Thanks to the understanding nature of my new manager I leave work a little early once each week so I can still see a few my very favorite massage client friends. Sometimes my body reminds me that I’m working two jobs but there are so many rewards from this arrangement that I’m far more grateful than tired. And daycare is so damn expensive, I need to bring in as much as I can! It’s good.
Let me be honest. Yes, I’m making lemonade out of some lemons here. I haven’t told the whole story. I loved being home with the kids, though I was beginning to feel that it was stifling to them socially. I wansn’t built like their new teachers were, chock-full of different character voices, ideas for rainy days and patience. While the Tenderfoot is a great learning place, it lacks the social world that daycare offers. I also loved my massage business even though it was always stressful trying to balance the passion with the profit. I loved my days. Indeed I did.
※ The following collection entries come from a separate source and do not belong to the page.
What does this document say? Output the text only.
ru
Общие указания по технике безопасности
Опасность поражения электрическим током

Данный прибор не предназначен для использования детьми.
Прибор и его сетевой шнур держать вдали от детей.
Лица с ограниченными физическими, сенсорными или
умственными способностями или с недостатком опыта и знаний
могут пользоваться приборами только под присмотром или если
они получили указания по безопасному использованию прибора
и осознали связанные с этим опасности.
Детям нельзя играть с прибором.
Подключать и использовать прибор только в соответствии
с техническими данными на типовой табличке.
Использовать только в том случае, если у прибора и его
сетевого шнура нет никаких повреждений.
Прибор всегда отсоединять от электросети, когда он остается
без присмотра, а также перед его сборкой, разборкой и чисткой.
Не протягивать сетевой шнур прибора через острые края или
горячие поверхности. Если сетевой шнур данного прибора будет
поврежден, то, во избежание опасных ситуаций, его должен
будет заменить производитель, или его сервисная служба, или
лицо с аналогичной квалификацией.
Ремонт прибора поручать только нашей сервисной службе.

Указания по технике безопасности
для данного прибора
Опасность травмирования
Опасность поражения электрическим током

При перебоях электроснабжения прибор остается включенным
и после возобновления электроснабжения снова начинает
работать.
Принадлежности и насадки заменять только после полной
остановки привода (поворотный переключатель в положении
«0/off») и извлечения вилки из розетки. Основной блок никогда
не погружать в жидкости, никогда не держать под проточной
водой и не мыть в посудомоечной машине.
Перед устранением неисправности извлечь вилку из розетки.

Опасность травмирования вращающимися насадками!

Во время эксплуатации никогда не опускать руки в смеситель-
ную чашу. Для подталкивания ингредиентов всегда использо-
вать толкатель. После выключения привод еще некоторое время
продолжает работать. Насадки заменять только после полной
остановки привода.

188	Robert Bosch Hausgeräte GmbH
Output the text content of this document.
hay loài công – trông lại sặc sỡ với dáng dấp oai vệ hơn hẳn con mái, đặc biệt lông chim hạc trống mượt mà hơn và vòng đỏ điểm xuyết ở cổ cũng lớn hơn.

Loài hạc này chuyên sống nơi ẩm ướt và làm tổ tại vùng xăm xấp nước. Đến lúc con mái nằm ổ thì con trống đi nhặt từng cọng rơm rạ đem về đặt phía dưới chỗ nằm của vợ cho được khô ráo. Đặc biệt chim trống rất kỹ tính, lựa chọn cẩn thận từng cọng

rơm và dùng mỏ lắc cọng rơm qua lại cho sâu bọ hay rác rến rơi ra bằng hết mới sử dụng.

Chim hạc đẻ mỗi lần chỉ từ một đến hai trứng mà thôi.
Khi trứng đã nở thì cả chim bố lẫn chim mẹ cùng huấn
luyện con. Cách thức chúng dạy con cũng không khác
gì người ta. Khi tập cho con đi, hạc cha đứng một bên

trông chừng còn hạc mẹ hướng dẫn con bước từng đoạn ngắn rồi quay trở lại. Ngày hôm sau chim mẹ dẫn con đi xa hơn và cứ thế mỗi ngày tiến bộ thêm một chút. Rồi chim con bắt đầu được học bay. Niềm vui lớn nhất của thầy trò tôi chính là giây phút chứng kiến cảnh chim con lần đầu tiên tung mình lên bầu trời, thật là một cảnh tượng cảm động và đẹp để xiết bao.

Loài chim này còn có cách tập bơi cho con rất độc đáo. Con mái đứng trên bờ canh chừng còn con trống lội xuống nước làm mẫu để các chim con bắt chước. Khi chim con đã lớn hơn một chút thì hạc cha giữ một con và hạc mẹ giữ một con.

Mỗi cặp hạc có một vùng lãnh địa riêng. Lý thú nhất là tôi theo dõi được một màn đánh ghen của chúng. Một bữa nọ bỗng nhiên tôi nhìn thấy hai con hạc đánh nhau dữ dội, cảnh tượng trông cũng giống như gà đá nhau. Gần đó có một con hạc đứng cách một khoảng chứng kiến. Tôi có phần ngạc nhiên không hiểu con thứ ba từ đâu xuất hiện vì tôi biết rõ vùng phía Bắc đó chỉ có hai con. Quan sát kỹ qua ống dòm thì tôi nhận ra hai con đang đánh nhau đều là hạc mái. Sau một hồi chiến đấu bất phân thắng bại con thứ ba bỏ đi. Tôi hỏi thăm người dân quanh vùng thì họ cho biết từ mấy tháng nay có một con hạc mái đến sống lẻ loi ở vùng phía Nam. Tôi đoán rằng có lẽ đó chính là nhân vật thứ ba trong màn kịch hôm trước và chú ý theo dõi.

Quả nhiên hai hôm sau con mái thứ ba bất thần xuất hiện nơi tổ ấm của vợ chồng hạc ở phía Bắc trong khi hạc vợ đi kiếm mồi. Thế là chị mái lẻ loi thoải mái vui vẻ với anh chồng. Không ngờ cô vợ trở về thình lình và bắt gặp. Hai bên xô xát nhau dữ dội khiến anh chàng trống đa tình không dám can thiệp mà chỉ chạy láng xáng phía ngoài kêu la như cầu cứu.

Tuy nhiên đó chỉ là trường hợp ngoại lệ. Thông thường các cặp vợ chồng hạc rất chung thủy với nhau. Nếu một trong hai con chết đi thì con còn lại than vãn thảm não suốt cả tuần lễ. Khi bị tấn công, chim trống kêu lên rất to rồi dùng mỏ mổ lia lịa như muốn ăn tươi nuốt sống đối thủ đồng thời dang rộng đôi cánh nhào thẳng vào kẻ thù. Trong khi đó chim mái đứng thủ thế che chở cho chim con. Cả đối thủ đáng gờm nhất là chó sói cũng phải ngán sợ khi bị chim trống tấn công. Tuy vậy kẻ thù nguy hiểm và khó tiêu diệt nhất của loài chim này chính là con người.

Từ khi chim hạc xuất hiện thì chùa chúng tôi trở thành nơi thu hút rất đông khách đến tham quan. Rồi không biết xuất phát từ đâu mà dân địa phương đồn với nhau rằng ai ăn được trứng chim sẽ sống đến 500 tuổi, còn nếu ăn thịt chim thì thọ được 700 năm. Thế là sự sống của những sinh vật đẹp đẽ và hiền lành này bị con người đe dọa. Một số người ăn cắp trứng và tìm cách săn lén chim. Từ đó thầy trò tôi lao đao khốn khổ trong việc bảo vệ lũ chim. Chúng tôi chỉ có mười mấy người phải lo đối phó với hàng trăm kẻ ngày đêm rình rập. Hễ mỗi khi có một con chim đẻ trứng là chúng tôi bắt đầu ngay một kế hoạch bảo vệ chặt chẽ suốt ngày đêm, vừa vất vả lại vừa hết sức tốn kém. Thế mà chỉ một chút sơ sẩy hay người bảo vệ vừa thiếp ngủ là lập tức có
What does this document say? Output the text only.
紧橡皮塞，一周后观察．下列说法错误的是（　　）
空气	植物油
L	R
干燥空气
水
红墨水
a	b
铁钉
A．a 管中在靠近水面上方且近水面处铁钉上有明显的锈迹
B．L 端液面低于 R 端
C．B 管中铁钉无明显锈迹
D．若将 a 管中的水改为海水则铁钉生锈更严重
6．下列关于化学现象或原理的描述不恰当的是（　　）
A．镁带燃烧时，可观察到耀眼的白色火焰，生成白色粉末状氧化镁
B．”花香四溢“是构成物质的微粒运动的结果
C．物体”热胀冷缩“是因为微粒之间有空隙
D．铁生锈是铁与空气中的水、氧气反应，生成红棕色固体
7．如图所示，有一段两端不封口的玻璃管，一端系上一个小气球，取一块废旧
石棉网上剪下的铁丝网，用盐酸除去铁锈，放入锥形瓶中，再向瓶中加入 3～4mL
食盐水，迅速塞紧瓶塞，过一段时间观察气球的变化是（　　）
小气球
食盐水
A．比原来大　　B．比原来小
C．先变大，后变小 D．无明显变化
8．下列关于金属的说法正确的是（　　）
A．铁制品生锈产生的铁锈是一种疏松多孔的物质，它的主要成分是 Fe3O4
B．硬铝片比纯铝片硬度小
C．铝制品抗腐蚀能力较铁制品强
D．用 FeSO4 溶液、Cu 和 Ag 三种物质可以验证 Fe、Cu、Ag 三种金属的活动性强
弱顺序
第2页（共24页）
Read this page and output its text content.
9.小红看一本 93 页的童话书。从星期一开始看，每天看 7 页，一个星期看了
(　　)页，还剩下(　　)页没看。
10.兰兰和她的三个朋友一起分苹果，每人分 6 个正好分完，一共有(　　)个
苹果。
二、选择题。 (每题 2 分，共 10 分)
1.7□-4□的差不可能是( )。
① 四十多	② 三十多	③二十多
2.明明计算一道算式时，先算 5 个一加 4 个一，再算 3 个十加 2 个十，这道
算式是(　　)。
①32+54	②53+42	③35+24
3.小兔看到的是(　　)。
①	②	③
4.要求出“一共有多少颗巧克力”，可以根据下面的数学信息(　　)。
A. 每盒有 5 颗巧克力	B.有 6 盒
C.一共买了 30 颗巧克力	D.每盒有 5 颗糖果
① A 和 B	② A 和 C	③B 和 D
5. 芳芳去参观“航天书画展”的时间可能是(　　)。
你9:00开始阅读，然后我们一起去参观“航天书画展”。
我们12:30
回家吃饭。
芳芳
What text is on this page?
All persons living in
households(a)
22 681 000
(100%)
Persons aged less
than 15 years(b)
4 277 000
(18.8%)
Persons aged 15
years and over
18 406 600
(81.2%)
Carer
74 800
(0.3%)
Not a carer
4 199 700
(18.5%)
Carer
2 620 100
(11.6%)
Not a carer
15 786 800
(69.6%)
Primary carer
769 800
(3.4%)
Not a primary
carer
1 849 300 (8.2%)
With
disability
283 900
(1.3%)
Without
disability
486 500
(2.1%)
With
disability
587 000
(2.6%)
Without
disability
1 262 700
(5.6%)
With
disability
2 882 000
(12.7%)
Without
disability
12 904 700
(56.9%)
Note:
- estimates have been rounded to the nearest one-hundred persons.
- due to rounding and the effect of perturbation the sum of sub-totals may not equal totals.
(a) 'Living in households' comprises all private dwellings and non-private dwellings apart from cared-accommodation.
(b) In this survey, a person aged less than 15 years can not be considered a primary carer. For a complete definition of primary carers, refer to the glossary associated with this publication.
So what happened? I (and by extension, my family) relied a bit too much on someone outside of Team Tenderfoot. No! I’m doing it again. I’m taking responsibility for someone else’s faults. The truth is I trusted someone and they let us down, then betrayed and hurt me in all kinds of ways, and after all that happened I lost even more. Unfortunately I’m still discovering the depths of that person’s influence on me (and us). The changes on the outside- the job, the day care, the new routine-they’re nothing compared to the lopping off of that relationship that I had to do (for now anyway). So those are my lemons, vague as they are.
And what about Babe? He’s the constant. He’s been supportive while not trying to FIX everything. He’s a good one, he is. He’s been exactly who I’ve needed him to be. There are times when I’ve wondered how peaceful for both of us it would have been had we partnered up with people a little more similar to ourselves. Same interests maybe, or at least the same taste for tomatoes? There is a lot of banter, a lot of compromise, a lot of challenging in a marriage of opposites.Through this though, I’ve seen just how little I need a twin and what a treasure it is to have him as my strongest ally. Babe, the support of great family and close friends, and a kickass therapist have made all the difference.
So under this roof, sure things have changed since I last wrote a word, but this fresh lemonade is very very sweet and it’s nice to be back.